With the newest release of TensorFlow 2.9, the open source, end-to-end platform for machine learning, the performance improvements are turned on by default. This applies to all Linux x86 packages and for CPUs with neural-network-focused hardware features (like AVX512_VNNI, AVX512_BF16, and AMX vector and matrix extensions that maximise AI performance through efficient compute resource usage, improved cache utilisation and efficient numeric formatting) found on 2nd Gen Intel® Xeon® Scalable processors and newer CPUs.
These optimisations enabled by oneDNN accelerate key performance-intensive operations such as convolution, matrix multiplication and batch normalisation, with up to 3 times performance improvements compared to versions without oneDNN acceleration. Those improvements are delivered by the Intel® oneAPI Deep Neural Network Library (oneDNN), which boosts performance-intensive procedures such as batch normalisation, convolution and matrix multiplication. This gives TensorFlow developers and practitioners working on deep learning applications and frameworks, a substantive acceleration to the performance of their work without them needing to change any of their code.
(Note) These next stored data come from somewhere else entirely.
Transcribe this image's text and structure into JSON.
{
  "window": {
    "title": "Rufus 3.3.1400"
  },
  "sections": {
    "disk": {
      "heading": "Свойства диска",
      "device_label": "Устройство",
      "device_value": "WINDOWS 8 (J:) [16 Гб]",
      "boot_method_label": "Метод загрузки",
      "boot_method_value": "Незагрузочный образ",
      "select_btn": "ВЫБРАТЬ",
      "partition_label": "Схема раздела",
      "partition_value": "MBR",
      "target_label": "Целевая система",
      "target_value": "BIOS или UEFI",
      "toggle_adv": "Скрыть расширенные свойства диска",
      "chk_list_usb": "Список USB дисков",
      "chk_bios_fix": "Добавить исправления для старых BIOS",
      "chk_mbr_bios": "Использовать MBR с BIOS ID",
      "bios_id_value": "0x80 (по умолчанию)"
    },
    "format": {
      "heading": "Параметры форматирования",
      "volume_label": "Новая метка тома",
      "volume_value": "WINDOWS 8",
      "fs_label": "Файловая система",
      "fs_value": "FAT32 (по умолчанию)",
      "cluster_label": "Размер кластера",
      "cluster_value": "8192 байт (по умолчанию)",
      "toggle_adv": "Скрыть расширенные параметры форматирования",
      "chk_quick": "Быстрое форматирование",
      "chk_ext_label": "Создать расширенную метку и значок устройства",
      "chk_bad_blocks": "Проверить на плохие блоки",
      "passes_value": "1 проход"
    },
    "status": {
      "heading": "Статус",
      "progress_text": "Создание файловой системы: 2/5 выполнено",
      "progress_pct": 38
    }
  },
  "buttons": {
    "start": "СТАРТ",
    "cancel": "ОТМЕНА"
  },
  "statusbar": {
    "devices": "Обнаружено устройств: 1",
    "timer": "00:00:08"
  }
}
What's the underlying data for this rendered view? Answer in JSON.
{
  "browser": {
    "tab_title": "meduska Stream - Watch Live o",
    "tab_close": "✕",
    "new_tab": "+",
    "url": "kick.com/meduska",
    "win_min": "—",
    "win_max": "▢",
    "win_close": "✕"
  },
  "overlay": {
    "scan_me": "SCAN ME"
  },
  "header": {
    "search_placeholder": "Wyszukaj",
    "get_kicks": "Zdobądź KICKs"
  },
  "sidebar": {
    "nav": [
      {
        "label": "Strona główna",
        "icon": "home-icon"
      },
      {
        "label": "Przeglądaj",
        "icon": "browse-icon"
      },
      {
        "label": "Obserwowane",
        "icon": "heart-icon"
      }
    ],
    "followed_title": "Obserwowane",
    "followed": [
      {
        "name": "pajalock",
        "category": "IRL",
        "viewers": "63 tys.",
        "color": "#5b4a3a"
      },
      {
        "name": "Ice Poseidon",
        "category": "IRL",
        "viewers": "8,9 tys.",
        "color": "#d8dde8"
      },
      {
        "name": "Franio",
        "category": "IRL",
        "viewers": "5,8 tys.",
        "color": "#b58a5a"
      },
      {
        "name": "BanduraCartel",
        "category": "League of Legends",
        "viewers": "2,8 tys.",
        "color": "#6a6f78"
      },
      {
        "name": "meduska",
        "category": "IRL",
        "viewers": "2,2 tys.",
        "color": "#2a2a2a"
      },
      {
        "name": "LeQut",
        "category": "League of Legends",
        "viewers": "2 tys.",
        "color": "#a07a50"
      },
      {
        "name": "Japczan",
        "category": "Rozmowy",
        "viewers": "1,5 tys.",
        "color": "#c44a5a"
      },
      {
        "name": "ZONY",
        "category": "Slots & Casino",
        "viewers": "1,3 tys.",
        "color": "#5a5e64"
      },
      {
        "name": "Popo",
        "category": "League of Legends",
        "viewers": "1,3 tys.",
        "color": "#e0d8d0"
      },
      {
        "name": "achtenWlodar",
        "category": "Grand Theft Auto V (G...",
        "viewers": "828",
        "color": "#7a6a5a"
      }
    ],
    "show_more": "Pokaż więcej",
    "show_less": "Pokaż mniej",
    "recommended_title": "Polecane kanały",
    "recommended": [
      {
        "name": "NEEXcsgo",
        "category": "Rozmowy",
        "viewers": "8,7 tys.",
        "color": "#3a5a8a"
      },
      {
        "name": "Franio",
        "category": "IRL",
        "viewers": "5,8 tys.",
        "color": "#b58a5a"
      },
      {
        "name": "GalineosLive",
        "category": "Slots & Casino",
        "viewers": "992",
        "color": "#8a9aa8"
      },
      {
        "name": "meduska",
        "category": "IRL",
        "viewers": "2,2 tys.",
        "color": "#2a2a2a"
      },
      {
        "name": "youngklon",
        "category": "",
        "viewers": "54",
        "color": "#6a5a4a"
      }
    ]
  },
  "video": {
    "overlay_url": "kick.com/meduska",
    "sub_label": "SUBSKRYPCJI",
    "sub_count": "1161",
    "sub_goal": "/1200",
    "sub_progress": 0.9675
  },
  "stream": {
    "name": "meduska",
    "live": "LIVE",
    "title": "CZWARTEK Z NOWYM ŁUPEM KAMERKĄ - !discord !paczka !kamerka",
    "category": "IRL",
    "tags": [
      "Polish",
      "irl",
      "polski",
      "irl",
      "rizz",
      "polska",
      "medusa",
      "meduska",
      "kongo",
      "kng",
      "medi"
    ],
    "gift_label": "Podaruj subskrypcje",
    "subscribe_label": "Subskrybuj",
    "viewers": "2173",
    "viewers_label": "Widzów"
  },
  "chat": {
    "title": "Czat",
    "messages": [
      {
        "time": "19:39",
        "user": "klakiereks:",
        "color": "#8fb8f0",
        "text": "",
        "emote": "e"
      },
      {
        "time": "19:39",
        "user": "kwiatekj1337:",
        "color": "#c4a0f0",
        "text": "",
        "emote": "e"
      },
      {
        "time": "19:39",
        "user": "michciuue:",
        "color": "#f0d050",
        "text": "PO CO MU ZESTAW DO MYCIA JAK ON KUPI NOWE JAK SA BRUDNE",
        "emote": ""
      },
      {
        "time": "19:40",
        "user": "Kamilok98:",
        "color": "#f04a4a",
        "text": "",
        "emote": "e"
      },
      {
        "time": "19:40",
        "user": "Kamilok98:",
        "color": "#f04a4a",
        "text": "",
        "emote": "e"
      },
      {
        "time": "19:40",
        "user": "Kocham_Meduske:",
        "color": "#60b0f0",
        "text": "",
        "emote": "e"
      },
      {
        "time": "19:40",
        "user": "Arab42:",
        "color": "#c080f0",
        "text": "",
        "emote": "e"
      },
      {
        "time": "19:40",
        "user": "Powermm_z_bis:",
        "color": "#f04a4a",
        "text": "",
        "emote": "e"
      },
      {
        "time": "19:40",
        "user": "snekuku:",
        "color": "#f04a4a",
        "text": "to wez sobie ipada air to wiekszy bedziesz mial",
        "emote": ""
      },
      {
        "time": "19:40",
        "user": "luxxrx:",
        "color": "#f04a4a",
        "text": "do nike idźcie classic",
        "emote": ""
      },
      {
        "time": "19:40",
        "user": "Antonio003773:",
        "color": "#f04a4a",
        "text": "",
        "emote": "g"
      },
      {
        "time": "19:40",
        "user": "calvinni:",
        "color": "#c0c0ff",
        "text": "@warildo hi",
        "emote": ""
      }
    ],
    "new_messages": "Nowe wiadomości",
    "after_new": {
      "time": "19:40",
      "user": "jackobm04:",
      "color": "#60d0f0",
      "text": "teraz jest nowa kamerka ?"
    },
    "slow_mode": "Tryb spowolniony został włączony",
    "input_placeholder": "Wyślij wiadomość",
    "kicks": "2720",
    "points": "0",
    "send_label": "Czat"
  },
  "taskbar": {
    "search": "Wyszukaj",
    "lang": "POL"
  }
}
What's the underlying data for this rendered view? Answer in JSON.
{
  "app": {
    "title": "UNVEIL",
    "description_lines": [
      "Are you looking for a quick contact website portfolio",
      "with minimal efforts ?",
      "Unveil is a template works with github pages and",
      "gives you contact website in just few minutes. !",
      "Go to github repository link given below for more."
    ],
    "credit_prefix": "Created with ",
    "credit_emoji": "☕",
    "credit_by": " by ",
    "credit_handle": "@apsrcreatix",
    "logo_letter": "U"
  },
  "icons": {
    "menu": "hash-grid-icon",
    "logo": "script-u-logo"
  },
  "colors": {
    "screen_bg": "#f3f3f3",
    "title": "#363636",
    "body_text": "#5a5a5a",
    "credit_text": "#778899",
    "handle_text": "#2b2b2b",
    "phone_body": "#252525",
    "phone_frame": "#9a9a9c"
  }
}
The enhanced performance has implications for a range of use cases from image recognition to medical diagnosis.
“Thanks to the years of close engineering collaboration between Intel and Google, optimisations in the oneDNN library are now default for x86 CPU packages in TensorFlow…This is a critical step to deliver faster AI inference and training and will help drive AI everywhere,” said Wei Li, Intel vice president and general manager for AI and Analytics.